Gold dipped below the $2,400 per ounce resistance level in midday trading, down $5.09 at $2,383 per ounce, after showing signs of struggle throughout last week. Silver, meanwhile, continued its slide from the previous week, trading down $0.40 at $27.70 per ounce.
Several conflicting factors contributed to the tighter trading, including a stronger dollar and overseas geopolitical tensions, including concerns that Lebanon may be drawn into the ongoing conflict in the Middle East. Additionally, a quarterly report from the China Gold Council showed that demand for bullion fell nearly 6% from the previous year as fears of an economic cooldown in that nation persisted. The People’s Bank of China stopped buying gold in May and June after notching 18 straight months of purchases.
The market hopes to find signs of future market stability with Wednesday’s Federal Open Market Committee meeting.

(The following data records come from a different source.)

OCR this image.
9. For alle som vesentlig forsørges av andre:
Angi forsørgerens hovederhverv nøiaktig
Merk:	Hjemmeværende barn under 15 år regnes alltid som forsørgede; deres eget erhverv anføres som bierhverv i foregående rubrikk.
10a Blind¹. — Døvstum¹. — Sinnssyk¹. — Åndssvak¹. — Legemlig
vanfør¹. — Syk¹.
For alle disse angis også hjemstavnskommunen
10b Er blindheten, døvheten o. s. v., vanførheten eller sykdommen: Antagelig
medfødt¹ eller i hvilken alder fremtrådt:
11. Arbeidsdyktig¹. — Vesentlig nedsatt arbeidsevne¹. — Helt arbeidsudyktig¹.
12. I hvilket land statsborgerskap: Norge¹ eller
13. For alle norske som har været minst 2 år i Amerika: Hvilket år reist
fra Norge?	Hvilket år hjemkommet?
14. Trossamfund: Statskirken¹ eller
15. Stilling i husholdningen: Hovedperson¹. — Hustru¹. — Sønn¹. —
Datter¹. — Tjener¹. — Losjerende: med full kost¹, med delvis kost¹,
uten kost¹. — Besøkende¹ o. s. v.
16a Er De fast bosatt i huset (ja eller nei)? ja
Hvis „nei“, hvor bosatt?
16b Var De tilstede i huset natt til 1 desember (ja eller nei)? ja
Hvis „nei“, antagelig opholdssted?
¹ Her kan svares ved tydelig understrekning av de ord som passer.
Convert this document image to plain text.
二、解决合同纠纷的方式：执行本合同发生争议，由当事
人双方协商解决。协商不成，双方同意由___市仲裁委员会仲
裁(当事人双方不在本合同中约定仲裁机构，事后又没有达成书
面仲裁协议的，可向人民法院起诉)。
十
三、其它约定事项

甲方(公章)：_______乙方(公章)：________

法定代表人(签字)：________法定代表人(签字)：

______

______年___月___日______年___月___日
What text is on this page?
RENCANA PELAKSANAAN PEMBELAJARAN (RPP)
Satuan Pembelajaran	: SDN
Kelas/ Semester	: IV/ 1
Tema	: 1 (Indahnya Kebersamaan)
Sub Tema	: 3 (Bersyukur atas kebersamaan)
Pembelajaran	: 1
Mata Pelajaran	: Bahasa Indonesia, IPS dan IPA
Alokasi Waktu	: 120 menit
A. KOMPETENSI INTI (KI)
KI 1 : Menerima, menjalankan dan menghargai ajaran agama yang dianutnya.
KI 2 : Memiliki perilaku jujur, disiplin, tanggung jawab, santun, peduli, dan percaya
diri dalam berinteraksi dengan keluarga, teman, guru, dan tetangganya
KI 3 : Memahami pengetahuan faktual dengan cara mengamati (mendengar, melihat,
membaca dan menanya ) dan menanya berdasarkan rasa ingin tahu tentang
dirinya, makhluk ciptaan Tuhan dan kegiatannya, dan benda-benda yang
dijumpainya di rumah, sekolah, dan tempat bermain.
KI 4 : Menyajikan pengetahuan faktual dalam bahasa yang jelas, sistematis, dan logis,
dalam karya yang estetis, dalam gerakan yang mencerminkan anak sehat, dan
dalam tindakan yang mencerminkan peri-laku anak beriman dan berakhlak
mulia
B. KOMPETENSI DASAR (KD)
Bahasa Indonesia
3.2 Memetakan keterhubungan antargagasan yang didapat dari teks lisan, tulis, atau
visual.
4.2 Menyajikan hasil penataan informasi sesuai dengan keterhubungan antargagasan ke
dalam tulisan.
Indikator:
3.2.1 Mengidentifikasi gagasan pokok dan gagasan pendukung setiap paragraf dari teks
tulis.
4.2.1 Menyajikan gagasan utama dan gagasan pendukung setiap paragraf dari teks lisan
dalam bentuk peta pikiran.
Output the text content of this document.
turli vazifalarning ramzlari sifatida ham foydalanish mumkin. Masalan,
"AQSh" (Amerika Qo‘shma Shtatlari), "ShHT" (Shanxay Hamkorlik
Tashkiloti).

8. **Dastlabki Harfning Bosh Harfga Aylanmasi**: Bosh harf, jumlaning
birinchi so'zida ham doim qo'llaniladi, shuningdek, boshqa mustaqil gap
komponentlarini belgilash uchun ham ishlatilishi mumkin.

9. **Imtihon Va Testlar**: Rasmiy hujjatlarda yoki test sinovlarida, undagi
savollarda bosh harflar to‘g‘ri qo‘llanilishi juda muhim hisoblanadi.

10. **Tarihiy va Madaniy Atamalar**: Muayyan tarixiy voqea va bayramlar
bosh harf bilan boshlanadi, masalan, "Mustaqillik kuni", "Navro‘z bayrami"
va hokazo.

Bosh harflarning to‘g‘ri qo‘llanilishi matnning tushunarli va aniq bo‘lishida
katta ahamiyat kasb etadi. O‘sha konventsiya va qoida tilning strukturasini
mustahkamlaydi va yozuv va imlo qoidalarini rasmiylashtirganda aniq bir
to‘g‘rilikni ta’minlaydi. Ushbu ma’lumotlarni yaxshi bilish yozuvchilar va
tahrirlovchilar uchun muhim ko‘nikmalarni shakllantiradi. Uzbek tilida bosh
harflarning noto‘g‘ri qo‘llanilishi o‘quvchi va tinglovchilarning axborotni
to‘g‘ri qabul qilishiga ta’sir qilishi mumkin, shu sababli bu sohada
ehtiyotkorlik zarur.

By then, policymakers will have had some time to digest reports released last week showing a surprise bump in economic activity in June and a 0.2% rise in the core PCE index last month – higher than projections of a 0.1% increase. The 12-month core inflation rate remained stuck at 2.6% for a second straight month, above forecasts of 2.5%. The Fed is expected to leave the benchmark interest rate of 5.25%-5.5% unchanged this week, but investors anticipate the easing will come by September.
Other key reports this week on consumer confidence, the jobs market, U.S. productivity, and manufacturing will help investors determine the health of the economy.